In a surprising move given market conditions, SaaS company ZeroFox Holdings on Thursday bucked the trend and started trading on the Nasdaq stock market. Investors clearly approved as ZeroFox stock was up 42% at closing, trading at $14.60.
Security industry analysts pointed out that ZeroFox may be the only “pure” cyber threat intelligence (CTI) company to have ever gone public.
“I can’t think of other CTI-specific vendors that have gone public,” said Jon Oltsik, senior principal analyst and ESG Fellow. ”Of course, cyber-threat intelligence is a big part of Mandiant’s value proposition and FireEye played this angle well during its ascension. Same is true of CrowdStrike. Other historical examples could include McAfee, Check Point, and Trend Micro.”
The ZeroFox SaaS platform combines advanced AI analytics, digital risk and privacy protection, threat intelligence, and breach, incident and takedown response capabilities to expose and disrupt phishing and fraud campaigns, botnet exposures, credential theft, impersonations, data breaches, and physical threats that target company assets.
“As I stated at the beginning of this process, we have a bold vision for ZeroFox to make the internet a safer place, eradicate cybercrime, and enable digital prosperity,” said James Foster, co-founder, chairman and CEO at ZeroFox. “We recognized early on that digital transformation would change how people conduct business and how humans interact; and that malicious actors would exploit these new technologies and advances, thus exposing organizations to new types of risk.”
Frank Dickson, who covers security and trust at IDC, said he found ZeroFox going public “very surprising” and “clearly unusual” given the current market conditions.
“The reality of the equity markets of 2022 makes going public unappealing,” Dickson said. “A number of really compelling security start-ups that we would have expected to go public have not. Many have decided to delay and wait for a more IPO-friendly environment.”

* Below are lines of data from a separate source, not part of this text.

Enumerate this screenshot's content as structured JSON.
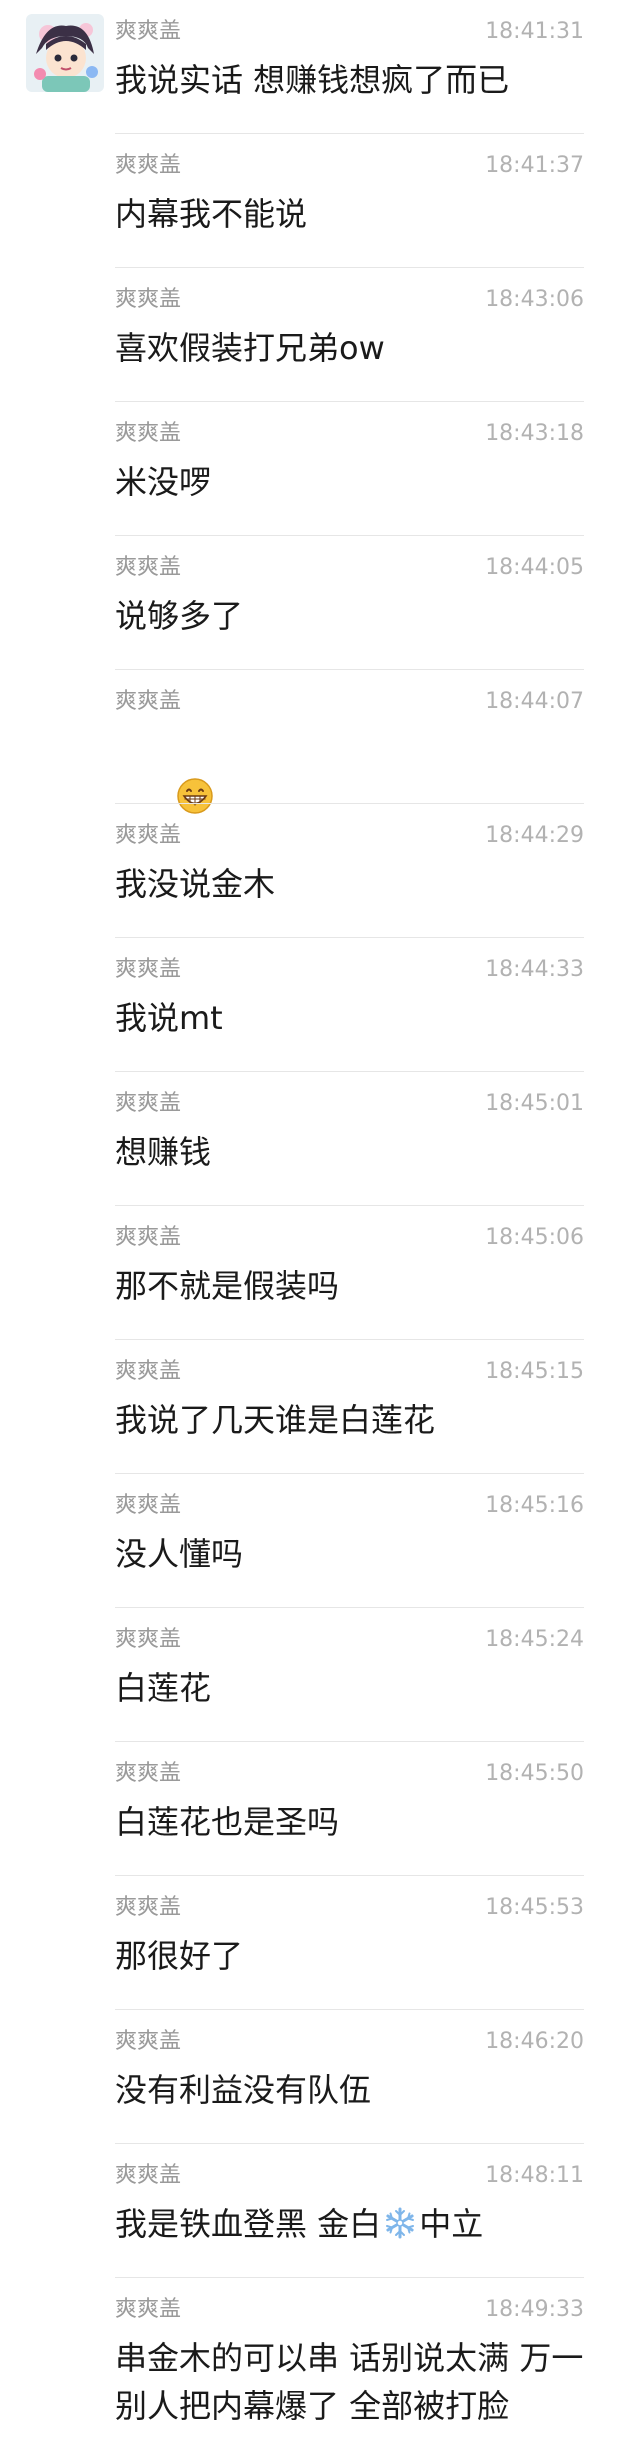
{
  "sender": "爽爽盖",
  "messages": [
    {
      "time": "18:41:31",
      "text": "我说实话 想赚钱想疯了而已"
    },
    {
      "time": "18:41:37",
      "text": "内幕我不能说"
    },
    {
      "time": "18:43:06",
      "text": "喜欢假装打兄弟ow"
    },
    {
      "time": "18:43:18",
      "text": "米没啰"
    },
    {
      "time": "18:44:05",
      "text": "说够多了"
    },
    {
      "time": "18:44:07",
      "text": "",
      "emoji": "grinning-face-emoji"
    },
    {
      "time": "18:44:29",
      "text": "我没说金木"
    },
    {
      "time": "18:44:33",
      "text": "我说mt"
    },
    {
      "time": "18:45:01",
      "text": "想赚钱"
    },
    {
      "time": "18:45:06",
      "text": "那不就是假装吗"
    },
    {
      "time": "18:45:15",
      "text": "我说了几天谁是白莲花"
    },
    {
      "time": "18:45:16",
      "text": "没人懂吗"
    },
    {
      "time": "18:45:24",
      "text": "白莲花"
    },
    {
      "time": "18:45:50",
      "text": "白莲花也是圣吗"
    },
    {
      "time": "18:45:53",
      "text": "那很好了"
    },
    {
      "time": "18:46:20",
      "text": "没有利益没有队伍"
    },
    {
      "time": "18:48:11",
      "text_before": "我是铁血登黑 金白",
      "emoji": "snowflake-emoji",
      "text_after": "中立"
    },
    {
      "time": "18:49:33",
      "text": "串金木的可以串 话别说太满 万一别人把内幕爆了 全部被打脸"
    }
  ]
}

Dickson said the delay in IPOs has created an interesting and unfortunate phenomenon: companies that were once planning to go public are clearly delaying plans. Venture funding sources have also evaporated, so the ability to fund revenue growth with venture capital becomes problematic.

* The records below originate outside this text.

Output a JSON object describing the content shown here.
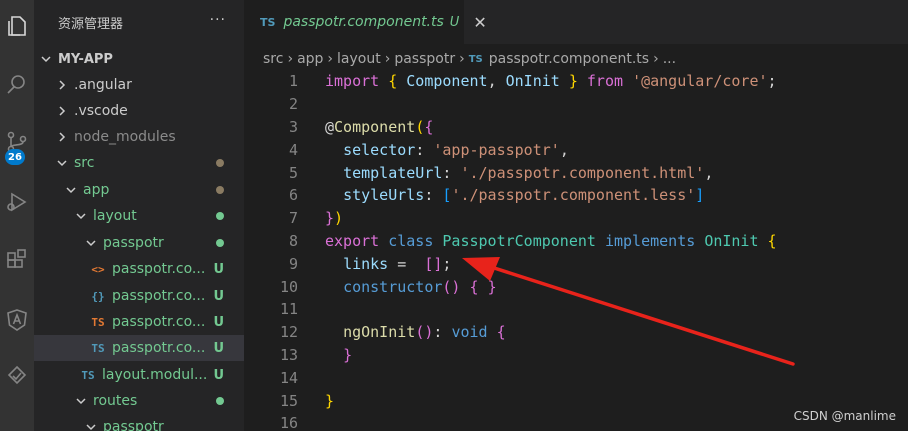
{
  "explorer": {
    "title": "资源管理器",
    "more": "···",
    "project": "MY-APP",
    "items": [
      {
        "label": ".angular"
      },
      {
        "label": ".vscode"
      },
      {
        "label": "node_modules"
      },
      {
        "label": "src"
      },
      {
        "label": "app"
      },
      {
        "label": "layout"
      },
      {
        "label": "passpotr"
      },
      {
        "label": "passpotr.co...",
        "icon": "<>",
        "status": "U"
      },
      {
        "label": "passpotr.co...",
        "icon": "{}",
        "status": "U"
      },
      {
        "label": "passpotr.co...",
        "icon": "TS",
        "status": "U"
      },
      {
        "label": "passpotr.co...",
        "icon": "TS",
        "status": "U"
      },
      {
        "label": "layout.modul...",
        "icon": "TS",
        "status": "U"
      },
      {
        "label": "routes"
      },
      {
        "label": "passpotr"
      }
    ]
  },
  "activity": {
    "badge": "26"
  },
  "tab": {
    "icon": "TS",
    "name": "passpotr.component.ts",
    "status": "U",
    "close": "✕"
  },
  "breadcrumb": {
    "parts": [
      "src",
      "app",
      "layout",
      "passpotr"
    ],
    "file_icon": "TS",
    "file": "passpotr.component.ts",
    "ellipsis": "..."
  },
  "code": {
    "line_numbers": [
      "1",
      "2",
      "3",
      "4",
      "5",
      "6",
      "7",
      "8",
      "9",
      "10",
      "11",
      "12",
      "13",
      "14",
      "15",
      "16"
    ]
  },
  "watermark": "CSDN @manlime",
  "colors": {
    "accent": "#007acc",
    "untracked": "#73c991",
    "arrow": "#e8231b"
  }
}
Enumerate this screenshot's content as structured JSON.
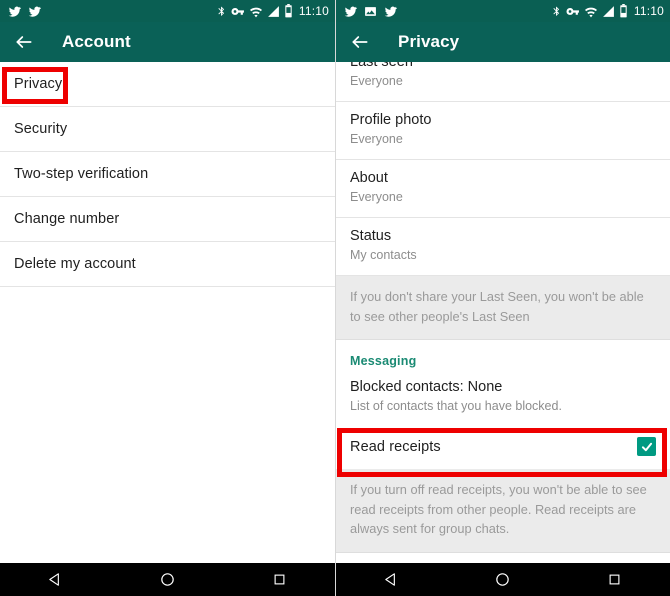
{
  "left_panel": {
    "status_bar": {
      "notification_icons": [
        "twitter-icon",
        "twitter-icon"
      ],
      "system_icons": [
        "bluetooth-icon",
        "vpn-key-icon",
        "wifi-icon",
        "signal-icon",
        "battery-icon"
      ],
      "time": "11:10"
    },
    "app_bar": {
      "back_label": "back-arrow",
      "title": "Account"
    },
    "items": [
      {
        "label": "Privacy"
      },
      {
        "label": "Security"
      },
      {
        "label": "Two-step verification"
      },
      {
        "label": "Change number"
      },
      {
        "label": "Delete my account"
      }
    ]
  },
  "right_panel": {
    "status_bar": {
      "notification_icons": [
        "twitter-icon",
        "image-icon",
        "twitter-icon"
      ],
      "system_icons": [
        "bluetooth-icon",
        "vpn-key-icon",
        "wifi-icon",
        "signal-icon",
        "battery-icon"
      ],
      "time": "11:10"
    },
    "app_bar": {
      "back_label": "back-arrow",
      "title": "Privacy"
    },
    "privacy_rows": [
      {
        "title": "Last seen",
        "value": "Everyone"
      },
      {
        "title": "Profile photo",
        "value": "Everyone"
      },
      {
        "title": "About",
        "value": "Everyone"
      },
      {
        "title": "Status",
        "value": "My contacts"
      }
    ],
    "last_seen_note": "If you don't share your Last Seen, you won't be able to see other people's Last Seen",
    "messaging_section": {
      "header": "Messaging",
      "blocked_contacts": {
        "title": "Blocked contacts: None",
        "subtitle": "List of contacts that you have blocked."
      },
      "read_receipts": {
        "label": "Read receipts",
        "checked": true
      },
      "read_receipts_note": "If you turn off read receipts, you won't be able to see read receipts from other people. Read receipts are always sent for group chats."
    }
  },
  "nav_bar": {
    "buttons": [
      "back-triangle-icon",
      "home-circle-icon",
      "recents-square-icon"
    ]
  },
  "colors": {
    "app_bar": "#0a6157",
    "status_bar": "#0a5f53",
    "accent_teal": "#1a8a73",
    "checkbox": "#009a82",
    "annotation_red": "#ee0000",
    "info_background": "#ebebeb"
  }
}
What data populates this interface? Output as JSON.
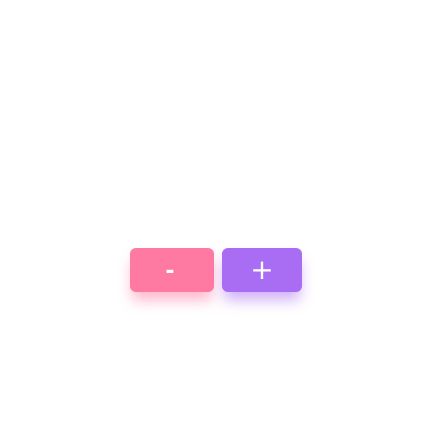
{
  "stepper": {
    "minus_label": "-",
    "plus_label": "+",
    "minus_color": "#ff7aa2",
    "plus_color": "#a96df3"
  }
}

“High growth start-ups are now being forced to change their mantras from growth at all costs to cash flow neutral growth,” Dickson said. “Thus, foreboding equity markets has made lay-off cost cutting a necessary evil to achieve cash flow neutrality.”
ESG’s Oltsik added that ZeroFox estimates revenue of $150 million by end-of-year, so it’s well-established and at the right size to go public.
“I could still see it being acquired at some point in the future, but for now it has the right profile for an IPO,” Oltsik said.